The code name for Bletchley Park, near Cambridge, the Second World War intelligence and cryptanalysis base. The name was not deliberately mysterious or secretive, it was, quite simply, the tenth of the MI6 codenamed bases.
Originally, it had been the home of Herbert Samuel Leon, a rich City finacier. He'd bought 300 acres of land in Buckinghamshire and developed sixty or so of them into his country estate. The house itself is a strange mixture of architectural styles, and is rather jumbled in design. When the Leons died, the Park was bought by a property developer called Captain Hubert Faulkner, who intended to flatten the buildings and sell the land for housing.
But the government intervened. Bletchley Park is some fifty miles northwest of London, and, at the time, was at a key intersection of roads, railway lines, and teleprinter services. In 1938, the Government Code and Cypher School, which was based in London, needed to move to a safer space to continue its intelligence work.

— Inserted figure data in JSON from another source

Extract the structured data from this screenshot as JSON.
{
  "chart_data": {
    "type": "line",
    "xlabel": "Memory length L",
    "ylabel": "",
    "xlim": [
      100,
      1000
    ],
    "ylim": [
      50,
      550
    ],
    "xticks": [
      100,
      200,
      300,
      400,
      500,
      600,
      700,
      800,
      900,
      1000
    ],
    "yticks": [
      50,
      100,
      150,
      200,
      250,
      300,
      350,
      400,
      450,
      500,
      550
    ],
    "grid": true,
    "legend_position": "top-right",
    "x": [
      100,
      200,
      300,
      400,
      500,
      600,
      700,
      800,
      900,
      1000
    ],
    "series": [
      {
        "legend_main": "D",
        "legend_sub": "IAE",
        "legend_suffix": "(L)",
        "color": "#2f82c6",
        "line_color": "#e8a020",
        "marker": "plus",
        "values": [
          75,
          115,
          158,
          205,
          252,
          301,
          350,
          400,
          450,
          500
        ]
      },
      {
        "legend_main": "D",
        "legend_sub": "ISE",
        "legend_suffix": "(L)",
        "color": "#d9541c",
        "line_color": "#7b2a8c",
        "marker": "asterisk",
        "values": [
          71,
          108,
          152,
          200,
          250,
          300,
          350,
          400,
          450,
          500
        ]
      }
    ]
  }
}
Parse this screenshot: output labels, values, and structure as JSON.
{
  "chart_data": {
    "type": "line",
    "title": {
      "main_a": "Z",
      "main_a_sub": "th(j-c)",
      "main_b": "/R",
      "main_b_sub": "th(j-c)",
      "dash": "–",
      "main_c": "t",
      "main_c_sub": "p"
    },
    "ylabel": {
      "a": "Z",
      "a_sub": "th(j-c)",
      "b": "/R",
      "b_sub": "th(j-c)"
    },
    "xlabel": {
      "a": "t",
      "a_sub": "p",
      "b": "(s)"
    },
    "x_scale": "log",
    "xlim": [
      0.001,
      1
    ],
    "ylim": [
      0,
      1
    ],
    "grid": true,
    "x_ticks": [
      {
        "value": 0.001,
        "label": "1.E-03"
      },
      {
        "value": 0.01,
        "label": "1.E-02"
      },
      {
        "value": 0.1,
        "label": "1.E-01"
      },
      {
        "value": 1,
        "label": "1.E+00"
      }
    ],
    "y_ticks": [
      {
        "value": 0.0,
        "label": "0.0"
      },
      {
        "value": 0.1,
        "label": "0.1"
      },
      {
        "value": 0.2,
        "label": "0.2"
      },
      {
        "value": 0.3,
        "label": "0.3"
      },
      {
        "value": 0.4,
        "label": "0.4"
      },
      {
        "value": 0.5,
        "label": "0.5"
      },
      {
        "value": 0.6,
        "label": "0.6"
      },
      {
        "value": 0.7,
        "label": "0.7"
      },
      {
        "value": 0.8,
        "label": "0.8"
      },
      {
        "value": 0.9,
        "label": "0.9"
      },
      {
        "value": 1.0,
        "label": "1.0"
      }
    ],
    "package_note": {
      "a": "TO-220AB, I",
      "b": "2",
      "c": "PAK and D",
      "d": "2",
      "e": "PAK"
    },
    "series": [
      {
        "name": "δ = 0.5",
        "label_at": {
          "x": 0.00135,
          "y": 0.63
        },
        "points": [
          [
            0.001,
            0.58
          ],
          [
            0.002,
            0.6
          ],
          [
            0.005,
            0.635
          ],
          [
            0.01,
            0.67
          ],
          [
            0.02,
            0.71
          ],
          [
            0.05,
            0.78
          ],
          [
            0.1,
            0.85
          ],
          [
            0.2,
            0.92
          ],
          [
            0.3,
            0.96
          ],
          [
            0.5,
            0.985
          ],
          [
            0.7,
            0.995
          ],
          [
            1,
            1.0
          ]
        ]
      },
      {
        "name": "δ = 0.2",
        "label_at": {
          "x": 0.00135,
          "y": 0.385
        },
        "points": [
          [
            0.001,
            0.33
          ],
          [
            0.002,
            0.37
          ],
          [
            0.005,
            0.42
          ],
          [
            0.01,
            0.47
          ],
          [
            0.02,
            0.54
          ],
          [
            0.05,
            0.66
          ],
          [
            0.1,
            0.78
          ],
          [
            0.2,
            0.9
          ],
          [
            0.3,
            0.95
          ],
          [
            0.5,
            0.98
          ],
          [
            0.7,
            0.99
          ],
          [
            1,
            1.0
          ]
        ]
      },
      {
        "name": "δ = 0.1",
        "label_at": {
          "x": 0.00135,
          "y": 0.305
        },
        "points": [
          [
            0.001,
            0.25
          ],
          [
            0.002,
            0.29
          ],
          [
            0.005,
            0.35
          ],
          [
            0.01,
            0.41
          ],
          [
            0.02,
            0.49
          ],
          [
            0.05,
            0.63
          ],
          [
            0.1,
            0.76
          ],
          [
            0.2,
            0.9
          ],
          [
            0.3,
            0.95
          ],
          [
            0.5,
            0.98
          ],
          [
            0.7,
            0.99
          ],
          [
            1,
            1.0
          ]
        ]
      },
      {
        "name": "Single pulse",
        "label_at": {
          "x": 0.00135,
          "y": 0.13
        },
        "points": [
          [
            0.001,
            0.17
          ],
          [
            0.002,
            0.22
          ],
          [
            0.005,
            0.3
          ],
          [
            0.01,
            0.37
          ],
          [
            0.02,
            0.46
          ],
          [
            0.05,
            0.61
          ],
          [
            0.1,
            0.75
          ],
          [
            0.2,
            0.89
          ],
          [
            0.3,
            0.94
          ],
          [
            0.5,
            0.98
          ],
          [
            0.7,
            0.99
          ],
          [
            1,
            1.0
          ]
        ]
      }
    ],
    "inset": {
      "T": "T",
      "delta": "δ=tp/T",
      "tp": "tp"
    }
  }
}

Bletchley Park was in an ideal location, and so Station X was born and placed under the command of Alastair Denniston.
The first team of codebreakers, mostly academics, arrived at Station X in the summer of 1939, under the guise of Captain Ridley's Shooting Party.
Initially, the whole operation ran from within the nineteenth century mansion, with desks and teleprinters crowding every room, and corridor of the main house and the stables. But, as the numbers grew and grew, extra space had to be found. In October 1939 the first of the famous wooden huts were built to house the overspill. By 1941 it was necessary to add brick buildings to hold the overflow from those.
It was in Huts 3,6,4 and 8 that the Enigma decryption teams worked. They were only ever known by their numbers, for security reasons. Descriptive names could have leaked out far too easily. The huts worked in pairs. In Hut 6 were the teams of codebreakers focused on the Army and Air Force cyphers. They were supported by Hut 3 who converted the decyphered messages into intelligence reports. The German Navy messages were worked on in Hut 8, with Hut 4 handling the intelligence work. (The raw material came from the Y stations across Britain and abroad, who listened into enemy radio messages, and send the intercepts to Bletchley to be decoded and analysed.
Nobody was billeted in the Park itself. All the Station X workers lodged with local families, in pubs and in hotels in every village for twenty miles. They worked around the clock in three shifts, with buses shuttling them back and forth between their lodgings, though many travelled by bicycle. Alan Turing was renowned for cycling in his gas mask, not for fear of chemical attacks, but because he suffered terribly from hayfever.
As many as 12,000 people were stationed at Bletchley, but by March 1946 all of them were gone. When they left, the took away, or destroyed every last trace of their codebreaking exploits. It's almost unthinkable that the secrecy was preserved, all through the Second World War, and for so long after. But the place remained shrouded in mystery. Even after the bulk of the story had come out, and been turned into documentaries, and trashy novels, many of the Station X workers stuck with their customary silence.
It was only after they died that I discovered that my Great Uncle and Aunt had both worked there for years. And the old lady in the hospital bed next to me, a couple of years ago, had been there too. She wouldn't tell me what she did, despite my intense curiosity, although she was terribly amused by how the vacuum tubes that kept being found in the ground had confused people for so many years. She always then managed to steer the conversation back to the importance of organic gardening.
Winston Churchill described the immense secrecy of the success of the cryptanalysisas "the geese that laid the golden eggs and never cackled".